When the housing bubble burst, the free-flowing money used to finance a home shut down to a trickle. After a few wild years where many companies encouraged buyers to stretch their definition of how much house they could afford, prospective home buyers now found an entirely new and somewhat desolate landscape.
No more five percent down. No more loans with no income verification (known in the business as “liar loans”), no more creative financing that deferred painful reality until some rosy future, when a huge balloon payment would surely be affordable.
There’s been an unmistakable upturn in the real-estate market, and wobbly steps toward an economic recovery overall. So does that mean it’s getting easier to get a mortgage when you’re ready to buy?
“I wouldn’t say the lending industry is loosening,” said Malcom Hollensteiner, director of retail lending sales and products at TD Bank. “Credit requirements haven’t loosened and lenders are required to be sure the borrower can afford what they’re buying. But we are starting to again offer products that were thrown out in an attempt to clear everything up quickly. There are simply more programs – but no signs of the craziness of no-documentation loans.”

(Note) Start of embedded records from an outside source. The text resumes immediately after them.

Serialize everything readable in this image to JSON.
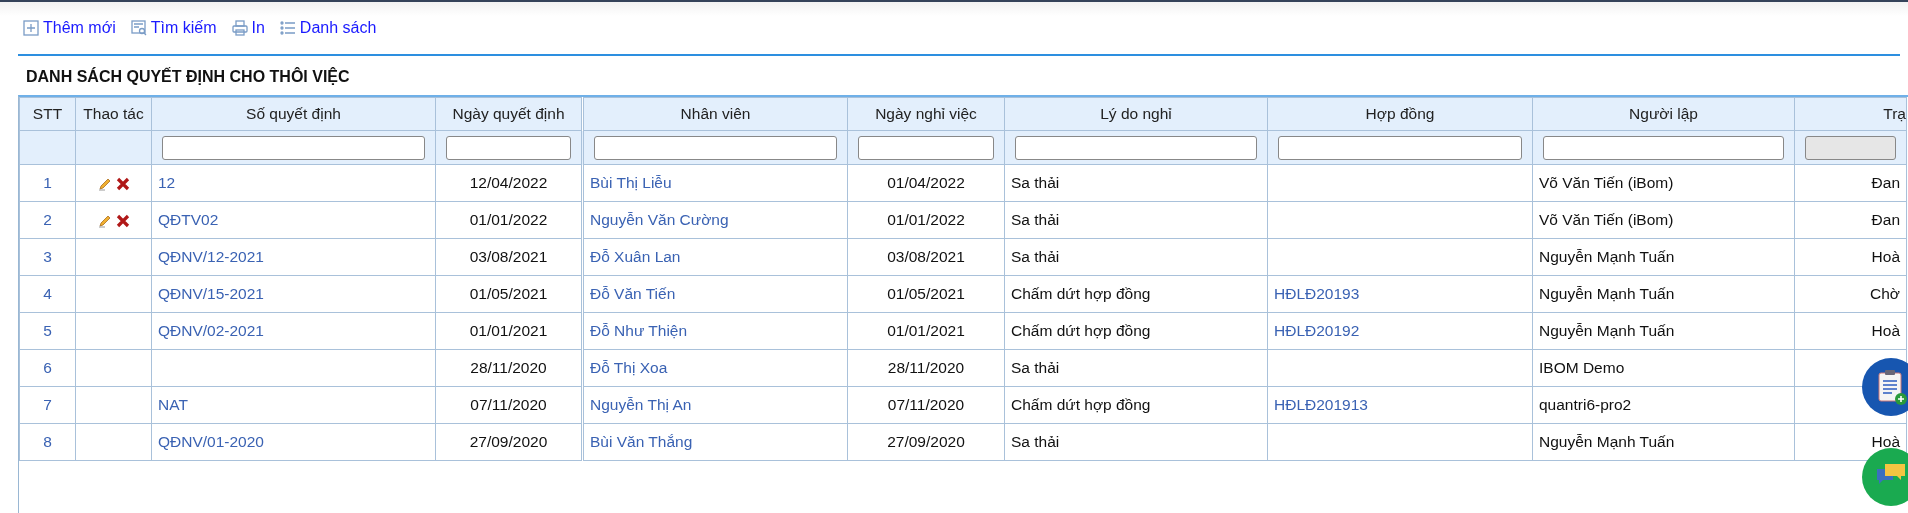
{
  "toolbar": [
    {
      "kind": "add",
      "label": "Thêm mới"
    },
    {
      "kind": "search",
      "label": "Tìm kiếm"
    },
    {
      "kind": "print",
      "label": "In"
    },
    {
      "kind": "list",
      "label": "Danh sách"
    }
  ],
  "title": "DANH SÁCH QUYẾT ĐỊNH CHO THÔI VIỆC",
  "table": {
    "columns": [
      {
        "label": "STT",
        "filter": false
      },
      {
        "label": "Thao tác",
        "filter": false
      },
      {
        "label": "Số quyết định",
        "filter": true,
        "disabled": false
      },
      {
        "label": "Ngày quyết định",
        "filter": true,
        "disabled": false
      },
      {
        "label": "Nhân viên",
        "filter": true,
        "disabled": false
      },
      {
        "label": "Ngày nghỉ việc",
        "filter": true,
        "disabled": false
      },
      {
        "label": "Lý do nghỉ",
        "filter": true,
        "disabled": false
      },
      {
        "label": "Hợp đồng",
        "filter": true,
        "disabled": false
      },
      {
        "label": "Người lập",
        "filter": true,
        "disabled": false
      },
      {
        "label": "Trạ",
        "filter": true,
        "disabled": true
      }
    ],
    "rows": [
      {
        "stt": "1",
        "editable": true,
        "decision_no": "12",
        "decision_date": "12/04/2022",
        "employee": "Bùi Thị Liễu",
        "leave_date": "01/04/2022",
        "reason": "Sa thải",
        "creator": "Võ Văn Tiến (iBom)",
        "status": "Đan"
      },
      {
        "stt": "2",
        "editable": true,
        "decision_no": "QĐTV02",
        "decision_date": "01/01/2022",
        "employee": "Nguyễn Văn Cường",
        "leave_date": "01/01/2022",
        "reason": "Sa thải",
        "creator": "Võ Văn Tiến (iBom)",
        "status": "Đan"
      },
      {
        "stt": "3",
        "editable": false,
        "decision_no": "QĐNV/12-2021",
        "decision_date": "03/08/2021",
        "employee": "Đỗ Xuân Lan",
        "leave_date": "03/08/2021",
        "reason": "Sa thải",
        "creator": "Nguyễn Mạnh Tuấn",
        "status": "Hoà"
      },
      {
        "stt": "4",
        "editable": false,
        "decision_no": "QĐNV/15-2021",
        "decision_date": "01/05/2021",
        "employee": "Đỗ Văn Tiến",
        "leave_date": "01/05/2021",
        "reason": "Chấm dứt hợp đồng",
        "contract": "HĐLĐ20193",
        "creator": "Nguyễn Mạnh Tuấn",
        "status": "Chờ"
      },
      {
        "stt": "5",
        "editable": false,
        "decision_no": "QĐNV/02-2021",
        "decision_date": "01/01/2021",
        "employee": "Đỗ Như Thiện",
        "leave_date": "01/01/2021",
        "reason": "Chấm dứt hợp đồng",
        "contract": "HĐLĐ20192",
        "creator": "Nguyễn Mạnh Tuấn",
        "status": "Hoà"
      },
      {
        "stt": "6",
        "editable": false,
        "decision_date": "28/11/2020",
        "employee": "Đỗ Thị Xoa",
        "leave_date": "28/11/2020",
        "reason": "Sa thải",
        "creator": "IBOM Demo"
      },
      {
        "stt": "7",
        "editable": false,
        "decision_no": "NAT",
        "decision_date": "07/11/2020",
        "employee": "Nguyễn Thị An",
        "leave_date": "07/11/2020",
        "reason": "Chấm dứt hợp đồng",
        "contract": "HĐLĐ201913",
        "creator": "quantri6-pro2"
      },
      {
        "stt": "8",
        "editable": false,
        "decision_no": "QĐNV/01-2020",
        "decision_date": "27/09/2020",
        "employee": "Bùi Văn Thắng",
        "leave_date": "27/09/2020",
        "reason": "Sa thải",
        "creator": "Nguyễn Mạnh Tuấn",
        "status": "Hoà"
      }
    ]
  }
}
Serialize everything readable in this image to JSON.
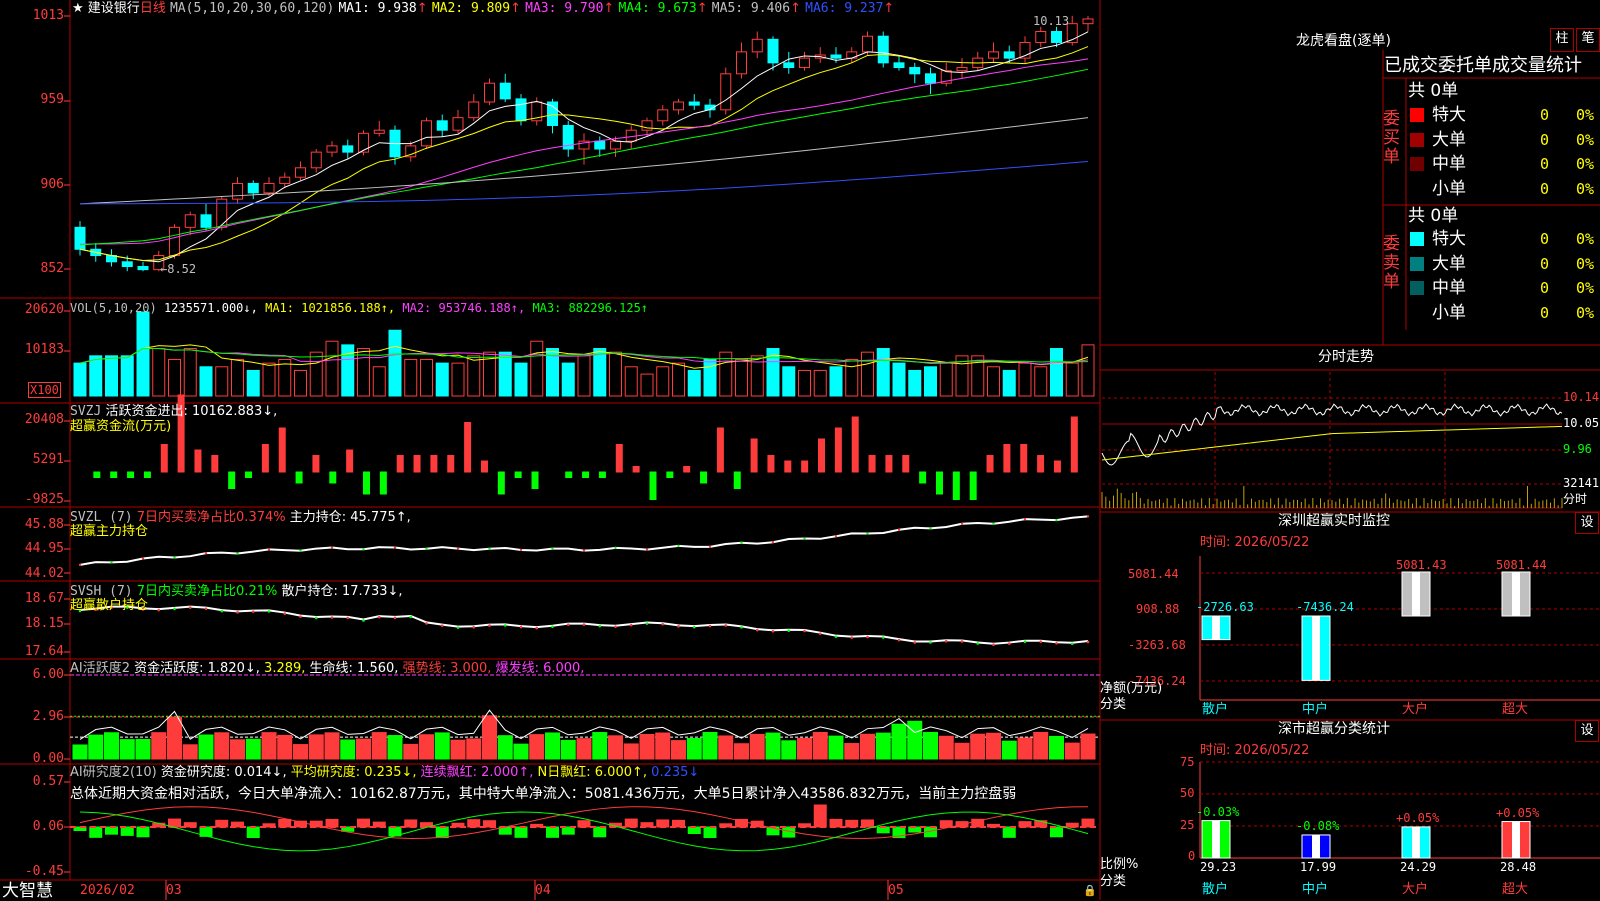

Hollensteiner said the bulk of TD Bank’s mortgages are standard conforming loan programs – not FHA or jumbo loans – programs designed for the opposite extremes of the financing spectrum.
“Lenders are exercising good common sense,” he continued. “There’s been an improvement in real estate in the past six months, and consumers are starting to see that they can afford to buy. There is a gradual realization that they can get a mortgage.”
Mortgage rates are at historic lows, one factor credited for the real estate turn around. Combine fixed rates at around 3.5 percent and 15-year and adjustable rates at 3 percent or less with prices that are still far lower than they were ten years ago and you’ve got a classic buyers’ market.
The banks are responding with programs to encourage first time buyers to take the leap.
Wells Fargo, one of the largest lenders in the nation, has two programs aimed at low- to moderate-income buyers. The Community Development Mortgage Program requires a minimum 2 percent down and requires no private mortgage insurance – a hefty monthly addition to mortgages required by the FHA.